No Equador, a CONFENIAE (Confederação dos Povos Indígenas da Amazônia Equatoriana) trabalhou em conjunto com a COICA e parceiros locais como Alianza Ceibo, coletando informação em diferentes idiomas nativos para gerar material informativo para distribuir na região. Além disso, eles compartilharam informações por meio de redes sociais, telefones celulares e rádio. Ainda assim, a falta de acesso à Internet durante a quarentena dificulta que as informações cheguem às comunidades.

Info «¿Tienes coronavirus, gripe o influenza?» CONFENIAE

Os governos provinciais no Equador estão fornecendo alimento a algumas comunidades indígenas, dependendo do acesso que tem a elas. E, algumas iniciativas privadas foram lançadas para apoiar populações marginalizadas, mas muito poucas visam os povos indígenas.

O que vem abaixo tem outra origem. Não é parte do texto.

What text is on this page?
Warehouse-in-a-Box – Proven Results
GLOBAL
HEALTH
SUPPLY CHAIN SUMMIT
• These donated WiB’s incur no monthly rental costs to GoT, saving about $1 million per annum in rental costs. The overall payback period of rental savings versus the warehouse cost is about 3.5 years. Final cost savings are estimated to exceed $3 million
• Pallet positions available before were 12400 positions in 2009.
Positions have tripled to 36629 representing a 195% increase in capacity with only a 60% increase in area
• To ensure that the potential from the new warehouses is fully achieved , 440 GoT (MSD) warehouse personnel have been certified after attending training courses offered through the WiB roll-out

Felizmente, a Amazon Frontlines lançou uma iniciativa para financiamento coletivo para arrecadar fundos  em todo o mundo com o objetivo de apoiar as comunidades indígenas no Equador.

Peru

A AIDESEP, a maior organização de povos indígenas do Peru, apelou abertamente ao governo nacional para fortalecer os centros de saúde rurais na região amazônica e ajudar a desenvolver protocolos e informações de saúde culturalmente adaptados para todas as comunidades indígenas. Eles também solicitaram máscaras, luvas e outros equipamentos necessários para combater a propagação da infecção, além de priorizar os testes para o COVID-19. 

Enquanto isso, a maioria das comunidades fica em quarentena depois que as organizações regionais compartilharam um relatório sobre o estado de cada uma delas em 30 de março.

Apoiamos defensores da Amazônia

... Precisamos apoiar os povos indígenas na Amazônia. Precisamos cuidar um do outro e do nosso planeta "

Continuamos a apoiar nossos parceiros indígenas em seus esforços para proteger a Amazônia e a si mesmos. De acordo com Carolina Zambrano, diretora do programa Todos os Olhos na Amazônia,: “Suspendemos todas as atividades e viagens a terras indígenas para proteger as comunidades locais e impedir a propagação do vírus; mas reforçamos as principais atividades destinadas a proteger a Amazônia e defender os direitos dos povos indígenas durante esta crise. Vemos uma necessidade urgente de fortalecer os sistemas locais de monitoramento, promover campanhas para garantir os direitos dos povos indígenas e reforçar os esforços no sentido de segurança e proteção abrangentes. Além disso, em cooperação com nossos parceiros, estamos respondendo à emergência de saúde em territórios indígenas para reduzir o impacto da pandemia e suas medidas de resposta. Precisamos apoiar os povos indígenas na Amazônia. Precisamos cuidar um do outro e do nosso planeta ".